Many disabilities and disorders will be identified by the time an adolescent attends secondary school. This might include more noticeable disabilities such as cerebral palsy, blind and low vision, Deaf, deaf and hard of hearing, physical disability or communication disorders. Others are more difficult to diagnose before secondary school. For example, some students with more severe attention-deficit/hyperactivity disorder (ADHD) are diagnosed before they begin school. Other adolescents with milder challenges may not show clear signs of ADHD until they start secondary school. Adolescence can also be a common time for other challenges to appear, including anxiety and mood disorders like depression. Some of the common developmental challenges or disabilities diagnosed in secondary school are:

  • Attention-deficit/hyperactivity disorder
  • Oppositional defiant disorder/conduct disorder
  • Anxiety
  • Mood disorders (e.g. depression)
  • Specific learning disability (reading, mathematics, writing)

  • Do you have concerns about a student’s development?

    Parents are often the first to notice a challenge or delay with their young person. They may come to you for professional advice. Sometimes teachers will be the first to notice, as some challenges, such as social difficulties, may only be apparent in group situations like the classroom.
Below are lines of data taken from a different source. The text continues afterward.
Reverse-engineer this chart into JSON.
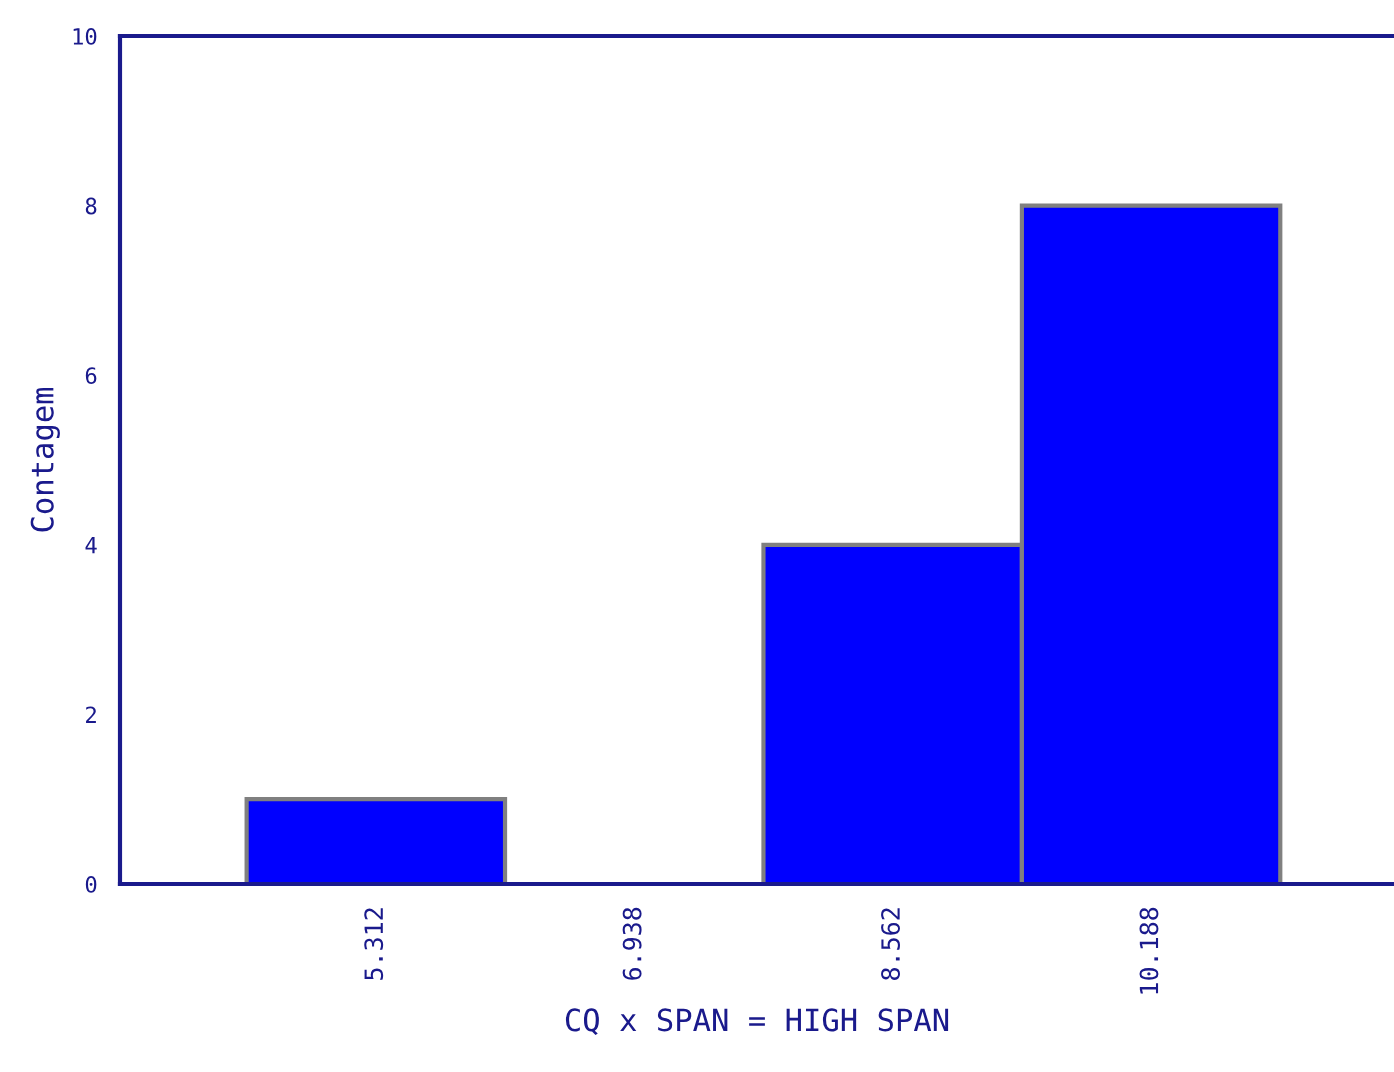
{
  "chart_data": {
    "type": "bar",
    "xlabel": "CQ x SPAN = HIGH SPAN",
    "ylabel": "Contagem",
    "categories": [
      "5.312",
      "6.938",
      "8.562",
      "10.188"
    ],
    "values": [
      1,
      0,
      4,
      8
    ],
    "color": "#0000ff",
    "ylim": [
      0,
      10
    ],
    "yticks": [
      0,
      2,
      4,
      6,
      8,
      10
    ],
    "grid": false,
    "legend": false
  }
}
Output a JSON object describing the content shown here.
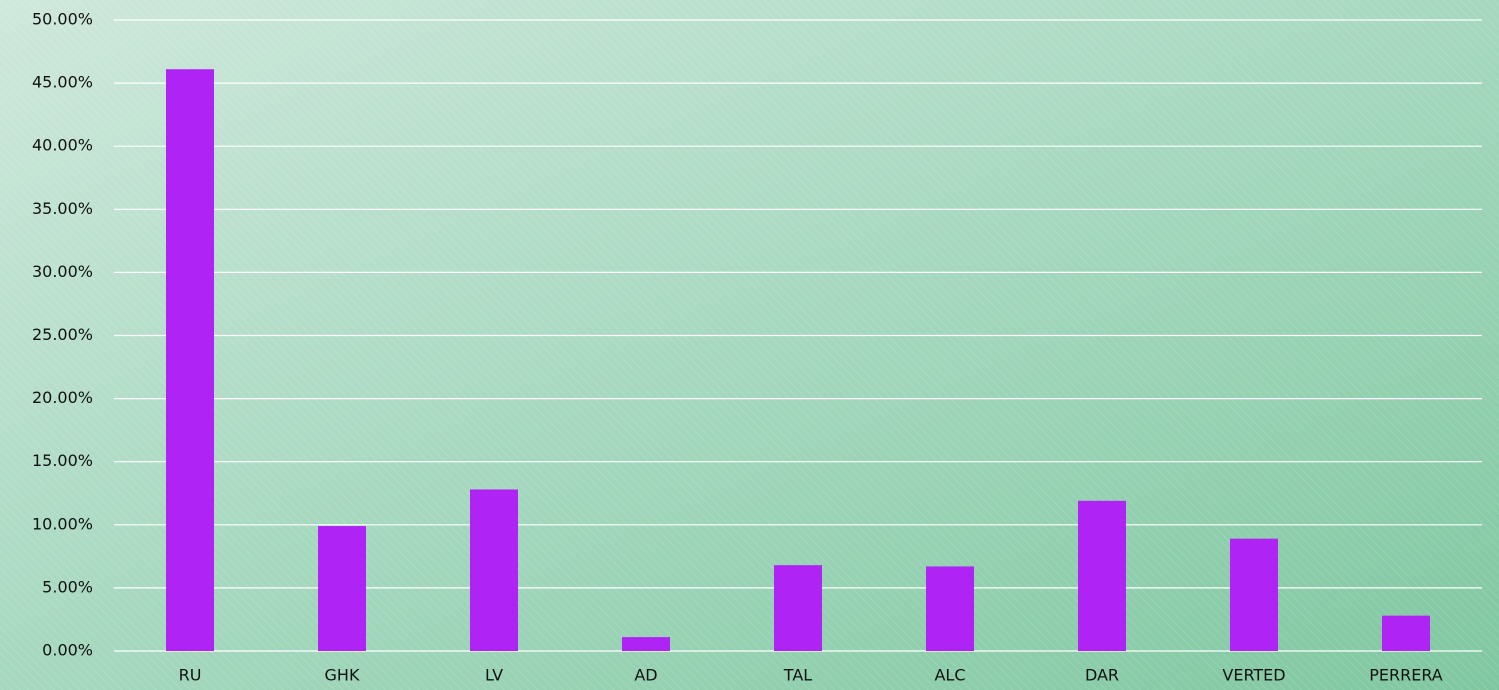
{
  "chart_data": {
    "type": "bar",
    "categories": [
      "RU",
      "GHK",
      "LV",
      "AD",
      "TAL",
      "ALC",
      "DAR",
      "VERTED",
      "PERRERA"
    ],
    "values": [
      46.1,
      9.9,
      12.8,
      1.1,
      6.8,
      6.7,
      11.9,
      8.9,
      2.8
    ],
    "color": "#b023f5",
    "ylim": [
      0,
      50
    ],
    "yticks": [
      {
        "value": 0,
        "label": "0.00%"
      },
      {
        "value": 5,
        "label": "5.00%"
      },
      {
        "value": 10,
        "label": "10.00%"
      },
      {
        "value": 15,
        "label": "15.00%"
      },
      {
        "value": 20,
        "label": "20.00%"
      },
      {
        "value": 25,
        "label": "25.00%"
      },
      {
        "value": 30,
        "label": "30.00%"
      },
      {
        "value": 35,
        "label": "35.00%"
      },
      {
        "value": 40,
        "label": "40.00%"
      },
      {
        "value": 45,
        "label": "45.00%"
      },
      {
        "value": 50,
        "label": "50.00%"
      }
    ],
    "grid": true
  }
}
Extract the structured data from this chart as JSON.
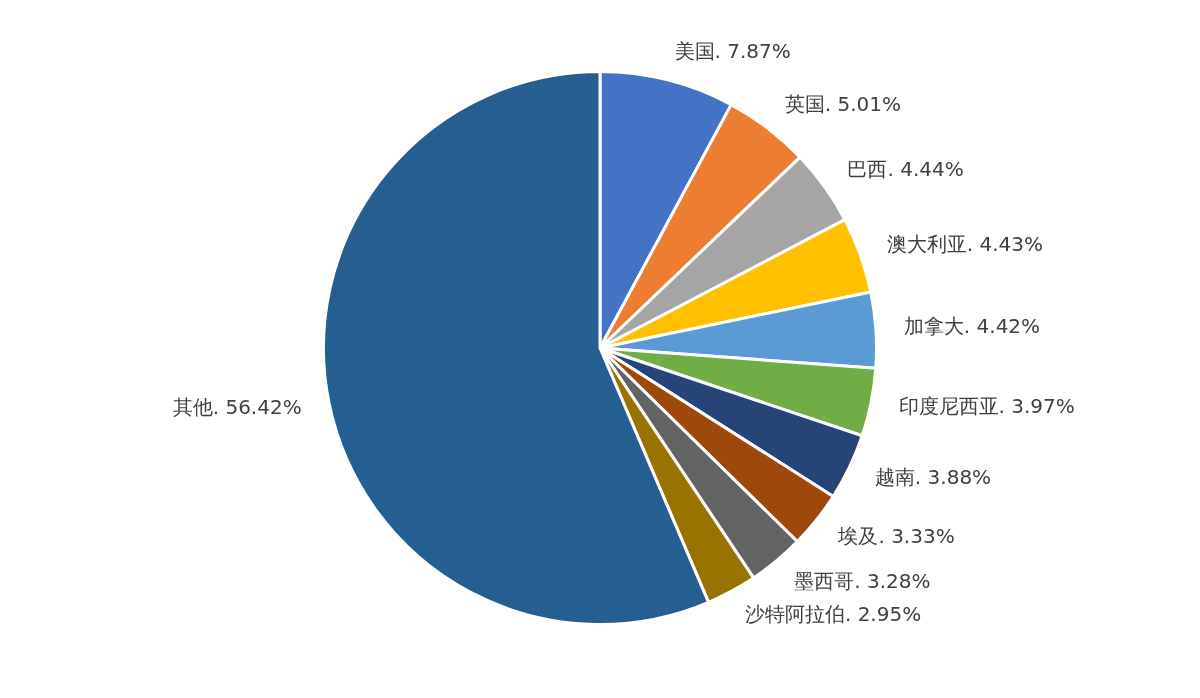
{
  "chart_data": {
    "type": "pie",
    "categories": [
      "美国.",
      "英国.",
      "巴西.",
      "澳大利亚.",
      "加拿大.",
      "印度尼西亚.",
      "越南.",
      "埃及.",
      "墨西哥.",
      "沙特阿拉伯.",
      "其他."
    ],
    "values": [
      7.87,
      5.01,
      4.44,
      4.43,
      4.42,
      3.97,
      3.88,
      3.33,
      3.28,
      2.95,
      56.42
    ],
    "value_labels": [
      "7.87%",
      "5.01%",
      "4.44%",
      "4.43%",
      "4.42%",
      "3.97%",
      "3.88%",
      "3.33%",
      "3.28%",
      "2.95%",
      "56.42%"
    ],
    "colors": [
      "#4472c4",
      "#ed7d31",
      "#a5a5a5",
      "#ffc000",
      "#5b9bd5",
      "#70ad47",
      "#264478",
      "#9e480e",
      "#636363",
      "#997300",
      "#255e91"
    ],
    "legend": false
  }
}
    A young person may need additional support if some of the following signs are present and affecting a student’s learning, mood, participation, and/or ability to make and keep friends:

  • Reduction in socialising; keeps to themselves
  • Low mood or irritability
  • Decrease in their participation in school and/or social activities
  • Frequently feels tired, worthless or unmotivated
  • Struggles with schoolwork; finding it much more difficult to understand than their peers
  • Avoidance of specific situations such as going to school, social events, school concerts or physical education
  • Frequent stomach aches, a racing heart or other physiological symptoms (with no known medical cause)
  • Struggles completing schoolwork due to being distracted or unable to sit still
  • Many more challenges with reading, writing or mathematics in comparison to their peers
  • Refusal to follow requests or instructions
  • Frequent outbursts or meltdowns
  • Steals or destroys others’ property
  • Smoking, drinking alcohol or substance use

    Please note that this is not a comprehensive list of indicators, and you may notice other challenges.

  • How to seek help

    If you think a student in your class might be experiencing challenges that impact on their relationships, learning, self-esteem or mood you can talk to the student’s family and discuss what you’ve noticed in a sensitive way. Make sure you bring up both the young person’s strengths as well as areas they might need more support with. Families may then wish to talk to their GP, paediatrician or others to seek support and assessment. You can also discuss with families organising assessments or support with psychologists or speech pathologists through your school’s student services team.

    If a student in your class has a disability or developmental challenge that requires extra support, the school might be eligible for funding under the Program for Students with a Disability (PSD), through the Department of Education and Training.

    An individual education plan may also be helpful. This is a plan with strategies to address the specific needs of a student at school, including school work and behaviour.